In last weeks lesson I watched ‘The Shining’, a physiological thriller directed by Stanley Kubrick. ‘The Shining’ is about a man called Jack who takes a new job as a caretaker of a hotel for the winter, Jack and his family move into the hotel and strange things start to happen. Jack eventually ends up going mad and tries to murder his wife and child, but in the end his family escape and he is frozen alive.
There are a lot of suspenseful moments throughout the film; the suspense is built up through a range of things. Sound helps to create suspense, because it creates tension in the most dramatic parts of the film. The eerie orchestral music gets louder in the scariest parts of the film, for example when the head chef comes back to the hotel after he fears Jacks wife and child are in trouble the music increase because the audience and himself are unaware were Jack is hiding with the axe. This is a suspenseful moment because Jack could jump out at any moment.
Mise en scene creates suspense because there are a range of props that leave the viewers apprehensive about what they will be used for, for example when Jack threatens his wife with an axe and when Jack’s wife threatens Jack with a bat.
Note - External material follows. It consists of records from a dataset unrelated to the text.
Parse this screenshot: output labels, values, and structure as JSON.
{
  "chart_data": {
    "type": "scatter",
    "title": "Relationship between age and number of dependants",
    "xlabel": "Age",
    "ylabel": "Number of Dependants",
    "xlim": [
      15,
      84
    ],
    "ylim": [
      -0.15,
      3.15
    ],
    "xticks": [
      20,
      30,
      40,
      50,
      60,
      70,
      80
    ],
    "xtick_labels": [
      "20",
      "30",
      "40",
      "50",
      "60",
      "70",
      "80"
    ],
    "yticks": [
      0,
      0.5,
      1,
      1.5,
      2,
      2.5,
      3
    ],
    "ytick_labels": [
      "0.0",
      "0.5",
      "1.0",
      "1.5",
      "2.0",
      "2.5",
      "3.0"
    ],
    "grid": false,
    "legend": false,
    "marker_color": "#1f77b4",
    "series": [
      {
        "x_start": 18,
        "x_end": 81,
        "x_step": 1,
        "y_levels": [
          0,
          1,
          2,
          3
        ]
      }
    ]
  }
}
The camera work is successful in creating suspense because of the various movements and angles. In one scene Jack’s son is riding his bike around the empty hotel the camera is on a floor level following the bike, this intensifies this scene because viewers feel like there on the boy’s level so whatever jumps out at him will also jump out at the viewers.
Overall suspense is very effective through out the film because viewers are apprehensive and excited about the unknown approaching climaxes. The emotional build up leaves the viewers feeling as if they were in Jack’s wife and son’s place, which essentially makes the film more scary/thrilling.